И тем не менее, в работах Шекспира, даже в самых его великих, чувствуется спешка. В начале пьесы Гамлет — студент, а в конце — ему тридцать лет, хотя ничего не происходило такого, что говорило бы, что прошло столько времени. Герцог в «Двух веронцах» говорит, что он в Вероне, а на самом деле ясно, что он в Милане. Действие пьесы «Мера за меру» происходит в Вене, а при этом почти у всех действующих лиц итальянские имена.
Шекспир считается гением английского языка и авторитетом в нем, но при этом не скажешь, что он не допускал ошибок. Во всем, что он делал, была некоторая неряшливость, он позволял себе много лишнего. Иногда даже не поймешь, что он имел в виду. Джонатан Бейт в книге «Гений Шекспира» отмечает, что блистательный комплимент королеве, состоящий из шести слов в пьесе «Сон в летнюю ночь», — «в царящую на Западе весталку» — можно понимать настолько по-разному, что его интерпретация заняла двадцать страниц комментария в полном, комментированном собрании сочинений* Шекспира. Почти в каждой пьесе есть, по крайней мере, одна-две строки, которые не удается растолковать, вроде этих строк из «Бесплодных усилий любви»:
Софизм! Черны темница, ад и мгла,
А красота сиянием одета10.
Что именно он имел в виду под «черной темницей» остается только гадать. Так же непонятна отсылка в «Венецианском купце» к «моему благополучному Эндрю, застрявшему в песках», которая может относиться как к кораблю, так и к человеку. Самый выразительный пример — безусловно, строка в «Короле Лире», которая была в одной из редакций трагедии (опубликованной ин-кварто в 1608 году), — «swithhold footed thrice the old»: «Три раза Витольд им грозился святой, / И топал на ведьм и кикимор пятой».11 И хотя эта фраза потом сохранялась и в других редакциях на протяжении четырехсот лет, никто из комментаторов не смог предложить убедительного толкования.

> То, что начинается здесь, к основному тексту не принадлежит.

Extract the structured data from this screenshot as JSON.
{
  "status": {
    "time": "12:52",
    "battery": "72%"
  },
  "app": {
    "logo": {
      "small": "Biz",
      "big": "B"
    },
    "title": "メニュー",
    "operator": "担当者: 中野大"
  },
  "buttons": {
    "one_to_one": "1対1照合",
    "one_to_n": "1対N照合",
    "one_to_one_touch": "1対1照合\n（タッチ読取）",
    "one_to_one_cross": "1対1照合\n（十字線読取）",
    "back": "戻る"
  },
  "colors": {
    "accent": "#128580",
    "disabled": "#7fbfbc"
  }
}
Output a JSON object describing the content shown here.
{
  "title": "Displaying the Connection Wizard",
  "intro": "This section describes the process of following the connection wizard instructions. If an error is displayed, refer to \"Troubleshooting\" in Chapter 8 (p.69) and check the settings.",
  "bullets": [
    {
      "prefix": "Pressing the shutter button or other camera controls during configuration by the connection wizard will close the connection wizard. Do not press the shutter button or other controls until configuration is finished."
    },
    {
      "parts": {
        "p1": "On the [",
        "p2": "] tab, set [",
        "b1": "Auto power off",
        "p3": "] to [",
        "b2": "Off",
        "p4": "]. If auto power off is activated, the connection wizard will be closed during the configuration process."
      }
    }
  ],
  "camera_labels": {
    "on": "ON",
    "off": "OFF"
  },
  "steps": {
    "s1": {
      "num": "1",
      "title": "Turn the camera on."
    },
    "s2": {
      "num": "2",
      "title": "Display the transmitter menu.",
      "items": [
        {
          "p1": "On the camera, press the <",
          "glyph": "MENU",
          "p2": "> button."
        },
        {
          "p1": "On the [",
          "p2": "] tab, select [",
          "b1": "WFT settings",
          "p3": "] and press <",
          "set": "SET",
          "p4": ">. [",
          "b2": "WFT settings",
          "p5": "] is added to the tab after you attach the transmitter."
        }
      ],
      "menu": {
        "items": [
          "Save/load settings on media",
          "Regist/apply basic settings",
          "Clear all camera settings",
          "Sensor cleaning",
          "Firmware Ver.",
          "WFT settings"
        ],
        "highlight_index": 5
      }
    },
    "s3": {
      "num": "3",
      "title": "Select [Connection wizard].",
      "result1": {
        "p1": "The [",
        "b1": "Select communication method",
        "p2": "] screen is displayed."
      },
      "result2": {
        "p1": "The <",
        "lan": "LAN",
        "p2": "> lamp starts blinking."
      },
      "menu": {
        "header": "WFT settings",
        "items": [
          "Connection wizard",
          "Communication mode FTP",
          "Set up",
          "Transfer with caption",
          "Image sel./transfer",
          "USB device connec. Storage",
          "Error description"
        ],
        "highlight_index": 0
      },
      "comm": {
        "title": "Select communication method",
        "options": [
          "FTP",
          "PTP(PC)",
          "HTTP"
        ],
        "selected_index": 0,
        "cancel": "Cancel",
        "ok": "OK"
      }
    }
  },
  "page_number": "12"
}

«Шекспир страдал многословием, прибегал к ненужным, непонятным фразам, неуклюжим выражениям, занудному, скучному версификаторству, грубым словам, — писал Стэнли Уэллс. — Мы видим, как даже в своих величайших произведениях он ради задуманного сюжета жертвует чистотой языка и позволяет своему перу многословные диалоги, в ущерб содержанию». Или, как отмечал гораздо раньше Чарльз Лэм, Шекспир «нанизывает строку на строку, предложения и метафоры мешают друг другу; идея не успевает обрести форму, как ее обгоняет другая, которая тоже претендует на то, чтобы ей поскорее дали словесное выражение».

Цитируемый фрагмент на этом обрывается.